If Palin feels that excessive loyalty to McCain on her part is necessary, then perhaps she should not serve as the leader of the conservative movement, since her admiration for the man has clearly blinded her and is now a liability, not just to her, but to the conservative movement, if she were to become its leader.
As stephenjohnbanker wrote at post 59, McCain is a vile man and a traitor. I agree with this assessment.

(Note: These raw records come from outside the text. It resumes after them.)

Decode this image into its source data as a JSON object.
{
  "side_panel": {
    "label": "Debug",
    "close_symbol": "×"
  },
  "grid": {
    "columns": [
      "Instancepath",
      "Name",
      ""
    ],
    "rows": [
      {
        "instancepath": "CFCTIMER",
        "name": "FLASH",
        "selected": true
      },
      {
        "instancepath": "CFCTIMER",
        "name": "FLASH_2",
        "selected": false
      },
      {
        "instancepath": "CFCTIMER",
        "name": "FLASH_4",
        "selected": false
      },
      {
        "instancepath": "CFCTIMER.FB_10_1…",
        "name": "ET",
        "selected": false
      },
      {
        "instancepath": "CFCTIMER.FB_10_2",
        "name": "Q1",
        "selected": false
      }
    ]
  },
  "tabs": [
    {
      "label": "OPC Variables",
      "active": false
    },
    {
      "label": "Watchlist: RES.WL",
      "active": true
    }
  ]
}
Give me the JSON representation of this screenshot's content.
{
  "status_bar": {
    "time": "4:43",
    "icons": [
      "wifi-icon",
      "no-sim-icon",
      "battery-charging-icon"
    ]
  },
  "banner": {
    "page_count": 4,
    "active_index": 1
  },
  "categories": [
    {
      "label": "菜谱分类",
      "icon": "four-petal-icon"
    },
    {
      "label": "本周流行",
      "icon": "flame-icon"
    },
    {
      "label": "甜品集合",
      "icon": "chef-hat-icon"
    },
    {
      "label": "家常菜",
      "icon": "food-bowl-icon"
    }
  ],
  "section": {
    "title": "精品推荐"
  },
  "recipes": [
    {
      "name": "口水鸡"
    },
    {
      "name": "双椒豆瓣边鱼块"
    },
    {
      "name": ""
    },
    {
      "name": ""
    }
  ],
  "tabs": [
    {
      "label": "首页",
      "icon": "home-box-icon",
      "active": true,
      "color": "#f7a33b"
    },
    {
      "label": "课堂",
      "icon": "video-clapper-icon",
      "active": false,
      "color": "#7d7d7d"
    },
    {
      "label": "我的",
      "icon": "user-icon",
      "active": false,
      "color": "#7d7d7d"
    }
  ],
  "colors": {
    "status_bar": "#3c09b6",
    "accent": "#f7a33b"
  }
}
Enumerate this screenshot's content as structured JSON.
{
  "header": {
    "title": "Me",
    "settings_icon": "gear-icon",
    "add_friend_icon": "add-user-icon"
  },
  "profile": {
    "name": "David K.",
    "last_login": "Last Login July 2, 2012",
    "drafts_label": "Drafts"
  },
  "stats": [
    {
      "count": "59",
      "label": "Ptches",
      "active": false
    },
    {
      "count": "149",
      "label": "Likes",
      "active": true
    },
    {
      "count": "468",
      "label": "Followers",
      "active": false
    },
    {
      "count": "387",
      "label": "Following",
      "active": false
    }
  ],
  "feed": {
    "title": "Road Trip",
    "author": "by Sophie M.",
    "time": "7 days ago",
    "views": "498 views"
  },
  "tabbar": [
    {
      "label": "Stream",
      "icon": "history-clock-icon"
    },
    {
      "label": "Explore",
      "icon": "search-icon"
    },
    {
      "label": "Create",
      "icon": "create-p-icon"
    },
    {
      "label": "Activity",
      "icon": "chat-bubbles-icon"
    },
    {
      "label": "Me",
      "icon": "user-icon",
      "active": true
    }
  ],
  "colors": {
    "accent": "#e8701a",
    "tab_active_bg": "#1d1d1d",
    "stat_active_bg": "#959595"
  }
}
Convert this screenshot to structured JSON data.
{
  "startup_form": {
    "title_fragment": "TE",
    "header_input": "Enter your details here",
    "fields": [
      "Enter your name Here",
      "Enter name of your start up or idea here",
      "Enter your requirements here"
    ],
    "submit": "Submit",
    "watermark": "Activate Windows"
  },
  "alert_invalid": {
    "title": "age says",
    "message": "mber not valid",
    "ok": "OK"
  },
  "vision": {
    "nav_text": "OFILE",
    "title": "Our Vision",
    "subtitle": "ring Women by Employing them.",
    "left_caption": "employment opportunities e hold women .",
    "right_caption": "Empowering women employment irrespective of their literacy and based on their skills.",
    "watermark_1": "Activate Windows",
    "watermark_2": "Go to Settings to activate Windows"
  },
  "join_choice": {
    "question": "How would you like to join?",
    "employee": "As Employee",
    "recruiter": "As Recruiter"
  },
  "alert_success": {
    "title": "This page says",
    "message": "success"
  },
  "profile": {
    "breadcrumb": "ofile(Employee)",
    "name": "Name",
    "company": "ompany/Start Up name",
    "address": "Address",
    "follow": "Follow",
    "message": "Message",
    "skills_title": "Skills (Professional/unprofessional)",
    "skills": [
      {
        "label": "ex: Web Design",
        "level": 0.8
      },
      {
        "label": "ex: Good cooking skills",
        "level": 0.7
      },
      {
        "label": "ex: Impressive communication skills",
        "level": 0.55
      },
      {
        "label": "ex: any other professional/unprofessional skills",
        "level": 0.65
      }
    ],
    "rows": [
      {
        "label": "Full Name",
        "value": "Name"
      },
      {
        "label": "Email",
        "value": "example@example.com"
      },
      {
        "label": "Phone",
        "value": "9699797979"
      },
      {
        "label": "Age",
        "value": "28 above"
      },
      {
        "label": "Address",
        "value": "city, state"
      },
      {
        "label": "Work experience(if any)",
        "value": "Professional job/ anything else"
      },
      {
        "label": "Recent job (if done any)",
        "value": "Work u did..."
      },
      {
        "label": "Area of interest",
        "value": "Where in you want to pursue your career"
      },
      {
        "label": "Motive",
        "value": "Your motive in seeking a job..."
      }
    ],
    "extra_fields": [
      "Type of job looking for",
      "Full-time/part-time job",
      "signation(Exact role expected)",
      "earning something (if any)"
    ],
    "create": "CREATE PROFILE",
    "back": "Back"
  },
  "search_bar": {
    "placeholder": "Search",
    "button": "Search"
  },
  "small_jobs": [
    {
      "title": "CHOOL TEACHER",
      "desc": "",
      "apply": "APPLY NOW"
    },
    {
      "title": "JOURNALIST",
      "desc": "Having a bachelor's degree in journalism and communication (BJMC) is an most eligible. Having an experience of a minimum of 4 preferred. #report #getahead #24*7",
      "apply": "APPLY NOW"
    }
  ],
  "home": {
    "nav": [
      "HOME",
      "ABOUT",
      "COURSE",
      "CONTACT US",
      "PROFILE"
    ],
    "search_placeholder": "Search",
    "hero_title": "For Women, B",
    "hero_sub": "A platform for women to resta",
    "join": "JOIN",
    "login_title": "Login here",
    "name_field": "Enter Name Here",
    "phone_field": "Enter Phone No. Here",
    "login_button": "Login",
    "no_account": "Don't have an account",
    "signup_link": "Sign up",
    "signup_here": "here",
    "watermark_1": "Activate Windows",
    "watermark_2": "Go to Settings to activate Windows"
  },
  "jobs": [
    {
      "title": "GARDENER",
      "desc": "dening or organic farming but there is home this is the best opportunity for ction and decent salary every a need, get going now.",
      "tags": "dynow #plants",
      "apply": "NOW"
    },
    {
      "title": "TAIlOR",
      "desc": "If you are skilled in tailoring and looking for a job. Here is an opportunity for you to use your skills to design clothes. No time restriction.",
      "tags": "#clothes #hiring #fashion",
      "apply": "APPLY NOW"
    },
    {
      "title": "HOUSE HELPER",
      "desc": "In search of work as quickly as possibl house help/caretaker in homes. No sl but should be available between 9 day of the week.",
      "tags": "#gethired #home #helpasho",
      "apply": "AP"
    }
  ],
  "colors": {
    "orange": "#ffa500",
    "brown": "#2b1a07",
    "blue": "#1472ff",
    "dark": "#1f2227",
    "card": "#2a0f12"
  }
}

If Palin is unwilling to confront McCain, or at least get out of the way of other conservatives (like Hayworth) who are willing to confront McCain on his repugnant political record, including his post-election moves to continue shaping the Republican Party into a lite version of the Democrat Party, then she has a serious problem on her hands.
40 percent.
Until that number changes, your advice is political suicide. The real question is, where will be the base of the next GOP nominee? On the right, reaching leftwards (Palin), or on the left, reaching rightwards (Romney)?
The former sounds much better to me than the latter. The GOP cannot win national office without some moderates. The trick is to win those moderates and still get a sound conservative into office. You are so driven by purity that you turn the perfect into the enemy of the good.
McCain turned Palin into a national figure. We would not even be having a conversation about Palin being a national figure without such. Palin knows it, and so do the realists - you know, the people who try to figure out how to add 10.1 percent to 40 percent every four years.